Die Folgen der Coronavirus-Pandemie hat der Kreativbranche die größte Krise seit dem Zweiten Weltkrieg beschert. So würde es die Politik ausdrücken, wenn die Fotografie die Autobranche wäre, um dann im Anschluss einen Investitionsschub anzubieten. Doch seit Ende der 1980er Jahre entwickelte sich die Kultur- und Kreativwirtschaft zu einem der dynamischsten Wirtschaftszweige der Weltwirtschaft. Ihr Beitrag zur volkswirtschaftlichen Gesamtleistung (Bruttowertschöpfung) in Deutschland betrug im Jahr 2019 106,4 Milliarden Euro (Anteil am BIP: 3,1 Prozent). Das muss man sich vor Augen halten. Damit übertrifft die Kultur- und Kreativwirtschaft laut BMWi (Bundesministerium für Wirtschaft und Energie) in Sachen Wertschöpfung inzwischen andere wichtige Branchen wie die chemische Industrie und Energieversorger. Nur der Fahrzeugbau erzielt mit aktuell 162,1 Milliarden Euro eine deutlich höhere Bruttowertschöpfung. Da liegt für mich der Hase im Pfeffer! Meiner Meinung nach ist die Fotografie Kulturpolitisch völlig unterbewertet. Aber wer als Fotograf Glück hatte, so wie ich, der konnte das durch die Pandemie entstandene Vakuum erst einmal für sich nutzen und inne halten. Die Stille wieder zu entdecken war für mich die wertvollste Erkenntnis der Pandemie.

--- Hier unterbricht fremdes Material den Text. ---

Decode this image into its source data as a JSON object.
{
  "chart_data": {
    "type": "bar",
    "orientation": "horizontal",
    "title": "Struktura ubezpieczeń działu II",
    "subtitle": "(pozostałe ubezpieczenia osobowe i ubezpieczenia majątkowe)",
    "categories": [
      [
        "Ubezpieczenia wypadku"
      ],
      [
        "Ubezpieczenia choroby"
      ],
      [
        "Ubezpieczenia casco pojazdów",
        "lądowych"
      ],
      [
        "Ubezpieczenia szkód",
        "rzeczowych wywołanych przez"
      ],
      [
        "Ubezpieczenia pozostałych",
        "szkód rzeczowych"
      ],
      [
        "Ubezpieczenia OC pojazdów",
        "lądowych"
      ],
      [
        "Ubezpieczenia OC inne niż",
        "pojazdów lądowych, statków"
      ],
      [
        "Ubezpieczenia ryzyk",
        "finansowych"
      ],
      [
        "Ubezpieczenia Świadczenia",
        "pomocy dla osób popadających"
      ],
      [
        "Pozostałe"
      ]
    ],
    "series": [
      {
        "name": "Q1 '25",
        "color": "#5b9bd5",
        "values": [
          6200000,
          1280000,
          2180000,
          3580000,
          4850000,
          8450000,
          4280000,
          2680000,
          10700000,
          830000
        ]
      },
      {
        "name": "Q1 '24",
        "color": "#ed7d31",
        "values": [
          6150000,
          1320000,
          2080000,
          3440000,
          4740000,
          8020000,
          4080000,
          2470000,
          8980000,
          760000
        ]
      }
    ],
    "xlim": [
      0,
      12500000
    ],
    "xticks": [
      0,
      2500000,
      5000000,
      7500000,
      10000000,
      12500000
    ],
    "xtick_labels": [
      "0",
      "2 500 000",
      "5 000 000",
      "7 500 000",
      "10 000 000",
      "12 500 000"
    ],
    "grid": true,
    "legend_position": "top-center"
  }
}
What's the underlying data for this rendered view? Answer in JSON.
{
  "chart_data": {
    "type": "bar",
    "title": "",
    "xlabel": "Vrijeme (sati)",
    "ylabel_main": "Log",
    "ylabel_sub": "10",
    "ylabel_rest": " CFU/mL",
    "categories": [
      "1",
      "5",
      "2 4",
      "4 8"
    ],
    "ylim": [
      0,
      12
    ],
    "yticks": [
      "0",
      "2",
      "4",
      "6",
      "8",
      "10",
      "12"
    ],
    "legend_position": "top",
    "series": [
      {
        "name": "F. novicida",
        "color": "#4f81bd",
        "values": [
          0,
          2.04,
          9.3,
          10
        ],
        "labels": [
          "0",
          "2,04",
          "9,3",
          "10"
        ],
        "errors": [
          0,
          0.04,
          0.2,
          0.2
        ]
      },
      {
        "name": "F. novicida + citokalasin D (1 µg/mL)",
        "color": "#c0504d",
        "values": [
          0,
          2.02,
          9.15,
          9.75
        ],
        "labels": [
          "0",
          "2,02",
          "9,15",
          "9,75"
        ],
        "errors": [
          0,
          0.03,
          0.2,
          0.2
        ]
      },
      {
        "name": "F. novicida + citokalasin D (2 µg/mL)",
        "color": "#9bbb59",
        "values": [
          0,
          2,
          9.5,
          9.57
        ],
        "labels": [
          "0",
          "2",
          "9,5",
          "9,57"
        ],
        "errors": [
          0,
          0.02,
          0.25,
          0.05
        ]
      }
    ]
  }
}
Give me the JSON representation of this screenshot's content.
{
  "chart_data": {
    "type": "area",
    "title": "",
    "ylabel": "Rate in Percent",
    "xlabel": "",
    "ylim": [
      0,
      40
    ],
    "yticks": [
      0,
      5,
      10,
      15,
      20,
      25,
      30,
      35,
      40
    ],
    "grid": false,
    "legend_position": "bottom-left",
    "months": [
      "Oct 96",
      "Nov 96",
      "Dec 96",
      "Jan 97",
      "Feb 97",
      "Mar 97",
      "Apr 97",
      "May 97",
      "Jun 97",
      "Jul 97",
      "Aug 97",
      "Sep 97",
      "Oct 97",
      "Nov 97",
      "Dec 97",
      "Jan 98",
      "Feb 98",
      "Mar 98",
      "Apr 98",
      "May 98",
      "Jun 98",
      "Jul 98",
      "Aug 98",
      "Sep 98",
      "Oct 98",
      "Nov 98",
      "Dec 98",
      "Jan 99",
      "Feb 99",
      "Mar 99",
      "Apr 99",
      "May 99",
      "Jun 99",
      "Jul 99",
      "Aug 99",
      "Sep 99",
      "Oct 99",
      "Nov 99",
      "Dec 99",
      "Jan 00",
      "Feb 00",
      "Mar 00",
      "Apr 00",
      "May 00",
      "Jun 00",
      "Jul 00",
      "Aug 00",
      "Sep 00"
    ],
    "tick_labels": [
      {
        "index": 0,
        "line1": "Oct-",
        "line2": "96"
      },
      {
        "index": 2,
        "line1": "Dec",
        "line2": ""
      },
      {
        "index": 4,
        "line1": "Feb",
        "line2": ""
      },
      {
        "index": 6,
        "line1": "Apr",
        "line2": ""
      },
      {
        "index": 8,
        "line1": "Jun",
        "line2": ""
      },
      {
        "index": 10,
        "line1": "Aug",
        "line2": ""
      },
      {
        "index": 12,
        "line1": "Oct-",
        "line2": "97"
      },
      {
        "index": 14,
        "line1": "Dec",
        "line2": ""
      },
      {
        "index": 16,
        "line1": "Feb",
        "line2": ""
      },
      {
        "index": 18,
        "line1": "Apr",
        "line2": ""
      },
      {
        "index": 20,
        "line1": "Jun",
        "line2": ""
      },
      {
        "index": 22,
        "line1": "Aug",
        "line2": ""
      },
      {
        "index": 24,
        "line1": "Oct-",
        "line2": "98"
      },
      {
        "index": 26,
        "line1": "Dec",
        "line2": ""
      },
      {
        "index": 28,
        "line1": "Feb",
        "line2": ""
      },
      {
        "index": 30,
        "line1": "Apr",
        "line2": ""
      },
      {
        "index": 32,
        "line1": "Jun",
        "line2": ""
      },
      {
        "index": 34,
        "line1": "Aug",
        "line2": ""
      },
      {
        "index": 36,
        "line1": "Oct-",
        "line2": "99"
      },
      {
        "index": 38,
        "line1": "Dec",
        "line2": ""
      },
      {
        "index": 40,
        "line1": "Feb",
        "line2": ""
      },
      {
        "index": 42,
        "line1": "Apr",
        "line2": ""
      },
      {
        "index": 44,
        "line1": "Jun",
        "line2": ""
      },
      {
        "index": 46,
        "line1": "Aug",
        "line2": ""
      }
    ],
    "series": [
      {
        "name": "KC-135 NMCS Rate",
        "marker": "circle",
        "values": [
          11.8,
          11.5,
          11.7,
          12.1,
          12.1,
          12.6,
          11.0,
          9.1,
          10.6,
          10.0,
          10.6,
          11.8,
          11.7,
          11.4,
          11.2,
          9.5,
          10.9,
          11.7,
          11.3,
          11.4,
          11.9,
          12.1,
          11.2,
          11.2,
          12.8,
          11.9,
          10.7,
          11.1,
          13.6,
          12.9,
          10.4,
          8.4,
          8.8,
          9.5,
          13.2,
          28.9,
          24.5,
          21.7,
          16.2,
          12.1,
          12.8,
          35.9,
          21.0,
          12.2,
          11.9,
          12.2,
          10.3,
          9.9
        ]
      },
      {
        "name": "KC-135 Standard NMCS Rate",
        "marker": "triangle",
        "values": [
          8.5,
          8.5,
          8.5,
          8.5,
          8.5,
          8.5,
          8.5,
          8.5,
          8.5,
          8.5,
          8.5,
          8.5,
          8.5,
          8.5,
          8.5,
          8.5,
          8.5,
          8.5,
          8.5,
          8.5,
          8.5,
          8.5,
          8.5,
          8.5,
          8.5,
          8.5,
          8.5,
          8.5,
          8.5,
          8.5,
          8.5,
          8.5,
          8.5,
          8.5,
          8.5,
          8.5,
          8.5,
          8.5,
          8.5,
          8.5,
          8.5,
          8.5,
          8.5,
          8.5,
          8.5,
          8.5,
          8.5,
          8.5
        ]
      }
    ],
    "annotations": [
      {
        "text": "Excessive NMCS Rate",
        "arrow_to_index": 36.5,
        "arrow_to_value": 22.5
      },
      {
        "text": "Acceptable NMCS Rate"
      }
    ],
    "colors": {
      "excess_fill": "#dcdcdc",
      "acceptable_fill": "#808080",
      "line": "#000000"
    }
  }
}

Aus: »Tango In The Big Mango’« – a Baudelaire-like photo documentary about Bangkok.

Wie ist Dein persönlicher fotografischer Wunsch für die Zukunft?
Das aus der Pandemie-Zeit herüber gerettete »mehr Zeit haben« um eigene Projekte zu verwirklichen. Dieses Zeit-Vakuum war für mich äußerst befreiend. So konnte ich auch mein Langzeit Projekt »Tango in the Big Mango« mit Hilfe von Kickstarter-Unterstützern als Fotobuch realisieren und im Anschluß den Verlag Hatje Cantz als Herausgeber gewinnen. Demnächst wird noch eine Collector’s Edition im Acrylschuber mit signiertem Print bei Chromfeld erscheinen.